European court hearing of Dwyer data retention case to hear from member states

Mobile phone records helped convict Dwyer for murder of childcare worker Elaine O’Hara

  Graham Dwyer was convicted in 2015 for the murder of childcare worker Elaine O’Hara in 2012. Photograph:  Cyril Byrne

Graham Dwyer was convicted in 2015 for the murder of childcare worker Elaine O’Hara in 2012. Photograph: Cyril Byrne


Up to 10 EU member states are in line to make submissions before the EU Court of Justice (known as CJEU) on Monday in the State’s appeal over convicted murderer Graham Dwyer’s successful challenge to an Irish mobile phone data retention law.

Mobile phone records helped convict Dwyer in 2015 for the murder of childcare worker Elaine O’Hara in 2012.

The CJEU decision, expected late this year, has potential implications for Dwyer’s separate appeal against his conviction and for member states’ data retention regimes aimed at combatting serious crime.

The State appealed to the Supreme Court after the High Court upheld Dwyer’s claim that section 6 of the Telecommunications (Retention of Data) Act 2011 breached EU law in allowing indiscriminate data retention without adequate safeguards, including prior independent overview of access requests.

Because the appeal hinges on EU law, the Supreme Court has referred core legal issues to the CJEU before reaching its final decision.

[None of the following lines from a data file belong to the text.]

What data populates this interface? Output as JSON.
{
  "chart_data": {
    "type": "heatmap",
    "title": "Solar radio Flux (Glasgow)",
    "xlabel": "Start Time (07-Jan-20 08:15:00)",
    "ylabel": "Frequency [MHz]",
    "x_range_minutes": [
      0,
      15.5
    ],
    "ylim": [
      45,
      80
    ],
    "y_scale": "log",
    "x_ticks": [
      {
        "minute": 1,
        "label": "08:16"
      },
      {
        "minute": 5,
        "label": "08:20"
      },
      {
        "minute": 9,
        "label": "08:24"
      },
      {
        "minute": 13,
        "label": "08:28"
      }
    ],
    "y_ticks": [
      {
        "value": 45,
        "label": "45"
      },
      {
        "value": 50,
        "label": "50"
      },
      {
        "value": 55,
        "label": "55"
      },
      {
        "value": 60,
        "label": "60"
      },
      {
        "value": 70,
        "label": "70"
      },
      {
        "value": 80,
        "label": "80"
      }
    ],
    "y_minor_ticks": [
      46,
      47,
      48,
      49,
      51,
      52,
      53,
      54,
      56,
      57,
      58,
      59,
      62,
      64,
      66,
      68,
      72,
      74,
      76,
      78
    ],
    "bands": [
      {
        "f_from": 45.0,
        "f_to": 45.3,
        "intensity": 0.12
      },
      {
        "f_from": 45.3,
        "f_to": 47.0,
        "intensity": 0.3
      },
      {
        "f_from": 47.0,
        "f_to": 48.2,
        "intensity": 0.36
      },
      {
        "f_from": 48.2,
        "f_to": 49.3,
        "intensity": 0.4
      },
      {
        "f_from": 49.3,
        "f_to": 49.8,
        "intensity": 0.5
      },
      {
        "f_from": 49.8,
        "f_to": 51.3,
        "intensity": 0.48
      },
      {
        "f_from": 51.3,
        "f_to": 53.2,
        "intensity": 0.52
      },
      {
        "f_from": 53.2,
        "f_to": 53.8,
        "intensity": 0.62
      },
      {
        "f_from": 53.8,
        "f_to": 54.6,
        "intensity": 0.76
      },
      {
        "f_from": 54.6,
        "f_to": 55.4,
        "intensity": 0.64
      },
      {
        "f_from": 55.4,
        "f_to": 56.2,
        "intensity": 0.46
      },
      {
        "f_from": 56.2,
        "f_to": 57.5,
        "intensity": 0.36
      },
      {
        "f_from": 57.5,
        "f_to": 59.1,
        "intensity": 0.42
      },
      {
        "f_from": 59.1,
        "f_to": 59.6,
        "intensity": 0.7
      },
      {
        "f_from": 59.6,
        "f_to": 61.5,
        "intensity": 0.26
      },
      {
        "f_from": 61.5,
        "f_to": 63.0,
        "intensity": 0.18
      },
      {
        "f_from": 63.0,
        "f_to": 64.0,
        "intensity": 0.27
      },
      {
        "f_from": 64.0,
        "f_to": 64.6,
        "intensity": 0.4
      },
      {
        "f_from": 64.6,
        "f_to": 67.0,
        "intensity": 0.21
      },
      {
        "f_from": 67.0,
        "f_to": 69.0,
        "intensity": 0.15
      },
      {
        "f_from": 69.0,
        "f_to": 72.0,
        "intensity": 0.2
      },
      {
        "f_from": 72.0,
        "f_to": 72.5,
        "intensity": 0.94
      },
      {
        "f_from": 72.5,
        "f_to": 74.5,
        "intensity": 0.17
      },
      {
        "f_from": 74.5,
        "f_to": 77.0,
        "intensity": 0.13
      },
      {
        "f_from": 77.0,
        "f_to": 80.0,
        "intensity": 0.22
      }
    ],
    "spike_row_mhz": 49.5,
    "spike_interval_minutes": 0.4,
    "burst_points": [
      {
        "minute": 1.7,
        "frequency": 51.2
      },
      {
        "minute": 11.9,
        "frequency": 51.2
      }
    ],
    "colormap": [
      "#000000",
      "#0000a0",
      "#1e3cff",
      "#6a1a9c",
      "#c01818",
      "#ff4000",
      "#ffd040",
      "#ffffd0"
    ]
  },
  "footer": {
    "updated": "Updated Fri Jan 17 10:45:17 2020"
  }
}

On Monday, the CJEU will hear arguments on behalf of the State and Dwyer on those issues.


Attorney General Paul Gallagher, with Seán Guerin SC, will present the State’s arguments via video link from the Chief State Solicitor’s office in Dublin. Remy Farrell SC, for Dwyer, will make his submissions at the hearing in Luxembourg.

Other EU member states are entitled to make submissions and it is believed up to 10, and the European Commission’s legal division, may do so.

The CJEU is hearing the Irish case alongside another case, referred by a German court, raising similar issues. Internet services provider SpaceNet AG argues EU data privacy law means it cannot be obliged under German law to store telecommunications traffic data of its customers to whom it provides internet access.

The European court’s advocate general will present his opinion on a later date, to be followed by the CJEU judgment, expected in late December. The outcome will inform the Supreme Court’s final decision on Dwyer’s appeal.

There is much at stake for both Dwyer and the State.

If the CJEU rules against the State, Dwyer is expected to argue in his conviction appeal the conviction must be quashed on grounds the data retention regime is incompatible with EU law.

In a number of recent judgments, the CJEU has ruled that general and indiscriminate retention is not allowed except in certain specified circumstances.

Chief Justice Frank Clarke, in the Supreme Court’s 6-1 majority judgment making the reference, expressed several important preliminary views.

He said a system of “universal but limited” retention of phone data is not in itself incompatible with EU law but there must be a “particularly robust” access system in place, including independent prior permission for such access. The current Irish access system does not meet that standard, he said.


Another important preliminary view was that national courts can decide any declaration of invalidity of the 2011 Act can apply only from the date of that declaration. Because the High Court finding the 2011 Act breached EU law was made in 2018, that could mean, if the preliminary view stands, the data relevant to Dwyer may have been legally retained and accessed.

The issues before the CJEU include whether a system of universal retention of certain types of metadata for a fixed period of time is never permissible, irrespective of how robust any regime for allowing access to such data may be. Another issue is whether a national court, if it finds national data retention and access legislation is inconsistent with EU law, can decide the invalidity is prospective only.